Drawn into the Henderson family’s tangled web of secrets and betrayals, Maura can ignore the danger lurking behind every door no longer. Even the door she has been forbidden from opening…
Essen Grange is a house with dark and cruel intentions. But now that darkness has turned on her, can Maura escape before it’s too late?

This was a fabulously creepy read for me and I loved every minute of it! Lots of secrets from the past revealing themselves in a shocking story that keeps you guessing from start to finish!

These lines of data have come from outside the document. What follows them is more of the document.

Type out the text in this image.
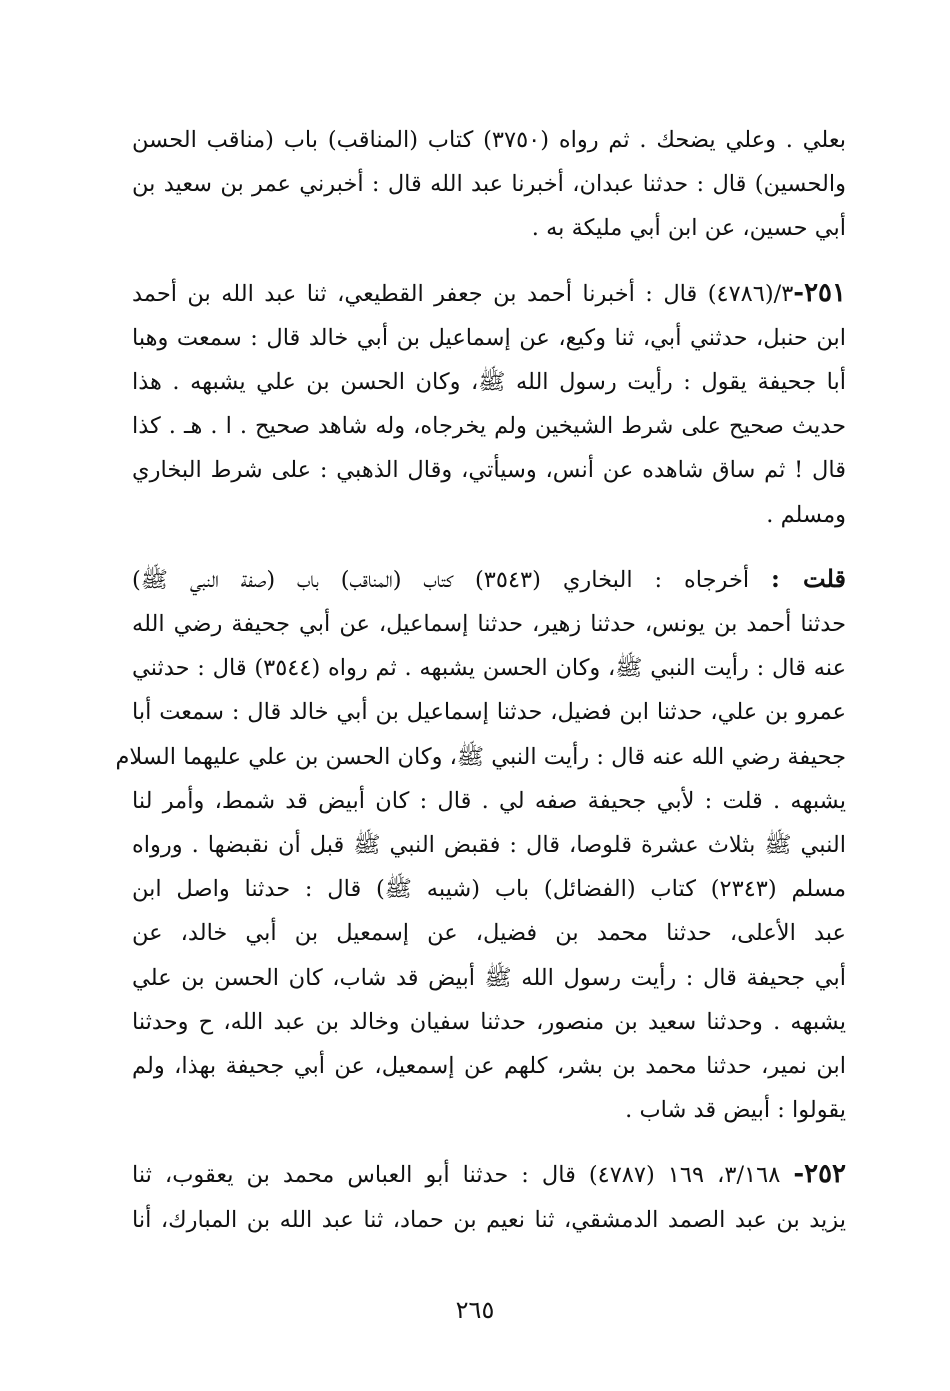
بعلي . وعلي يضحك . ثم رواه (٣٧٥٠) كتاب (المناقب) باب (مناقب الحسن
والحسين) قال : حدثنا عبدان، أخبرنا عبد الله قال : أخبرني عمر بن سعيد بن
أبي حسين، عن ابن أبي مليكة به .
٢٥١-٣/(٤٧٨٦) قال : أخبرنا أحمد بن جعفر القطيعي، ثنا عبد الله بن أحمد
ابن حنبل، حدثني أبي، ثنا وكيع، عن إسماعيل بن أبي خالد قال : سمعت وهبا
أبا جحيفة يقول : رأيت رسول الله ﷺ، وكان الحسن بن علي يشبهه . هذا
حديث صحيح على شرط الشيخين ولم يخرجاه، وله شاهد صحيح . ا . هـ . كذا
قال ! ثم ساق شاهده عن أنس، وسيأتي، وقال الذهبي : على شرط البخاري
ومسلم .
قلت : أخرجاه : البخاري (٣٥٤٣) كتاب (المناقب) باب (صفة النبي ﷺ)
حدثنا أحمد بن يونس، حدثنا زهير، حدثنا إسماعيل، عن أبي جحيفة رضي الله
عنه قال : رأيت النبي ﷺ، وكان الحسن يشبهه . ثم رواه (٣٥٤٤) قال : حدثني
عمرو بن علي، حدثنا ابن فضيل، حدثنا إسماعيل بن أبي خالد قال : سمعت أبا
جحيفة رضي الله عنه قال : رأيت النبي ﷺ، وكان الحسن بن علي عليهما السلام
يشبهه . قلت : لأبي جحيفة صفه لي . قال : كان أبيض قد شمط، وأمر لنا
النبي ﷺ بثلاث عشرة قلوصا، قال : فقبض النبي ﷺ قبل أن نقبضها . ورواه
مسلم (٢٣٤٣) كتاب (الفضائل) باب (شيبه ﷺ) قال : حدثنا واصل ابن
عبد الأعلى، حدثنا محمد بن فضيل، عن إسمعيل بن أبي خالد، عن
أبي جحيفة قال : رأيت رسول الله ﷺ أبيض قد شاب، كان الحسن بن علي
يشبهه . وحدثنا سعيد بن منصور، حدثنا سفيان وخالد بن عبد الله، ح وحدثنا
ابن نمير، حدثنا محمد بن بشر، كلهم عن إسمعيل، عن أبي جحيفة بهذا، ولم
يقولوا : أبيض قد شاب .
٢٥٢- ٣/١٦٨، ١٦٩ (٤٧٨٧) قال : حدثنا أبو العباس محمد بن يعقوب، ثنا
يزيد بن عبد الصمد الدمشقي، ثنا نعيم بن حماد، ثنا عبد الله بن المبارك، أنا
٢٦٥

WHITEOUT by RAGNAR JONASSON

 

Two days before Christmas, a young woman is found dead beneath the cliffs of the deserted village of Kálfshamarvík. Did she jump, or did something more sinister take place beneath the lighthouse and the abandoned old house on the remote rocky outcrop? With winter closing in and the snow falling relentlessly, Ari Thór Arason discovers that the victim’s mother and young sister also lost their lives in this same spot, twenty-five years earlier. As the dark history and its secrets of the village are unveiled, and the death toll begins to rise, the Siglufjordur detectives must race against the clock to find the killer, before another tragedy takes place. Dark, chilling and complex, Whiteout is a haunting, atmospheric and stunningly plotted thriller from one of Iceland’s bestselling crime writers.

No review from me yet on this one as I’ve read it ahead of the Blog Tour that I’m part of! So check back here on the 11th November for my thoughts and more information….. spoiler alert…. I raced through it!!

BOOK HAUL

MADE IN JAPAN by S.J. PARKS

A young girl traces her mother’s steps all the way from London to Japan to search for the father she never knew.

Hana arrives in Tokyo with only two words in her mind: The Teahouse. She’s a long way from home in East London and still fresh from the loss of her mother. But her grief has sent her across to the other side of the world to find out who she is, and for Hana that means finding the Japanese man she has never met, her father with only these two words as clues.

Made in Japan is a beautifully woven story of a mother and daughter who, decades apart, tread the same streets of glittering Tokyo looking for that something that might complete them.

This arrived from the publisher ahead of the blog tour that I will be taking part in at the end of the month and sounds like a fascinating read.

MAN WITH A SEAGULL ON HIS HEAD by HARRIET PAIGE

 

A gull falls from the sky and strikes a council worker on the beach below. From that moment on he is obsessed, a crazed visionary depicting the scene and the unknown figure with in who filled his view at the moment of impact. The mysterious beauty of his creations draws others to him, but can they lay hold of that which possesses him? And what of his anonymous muse?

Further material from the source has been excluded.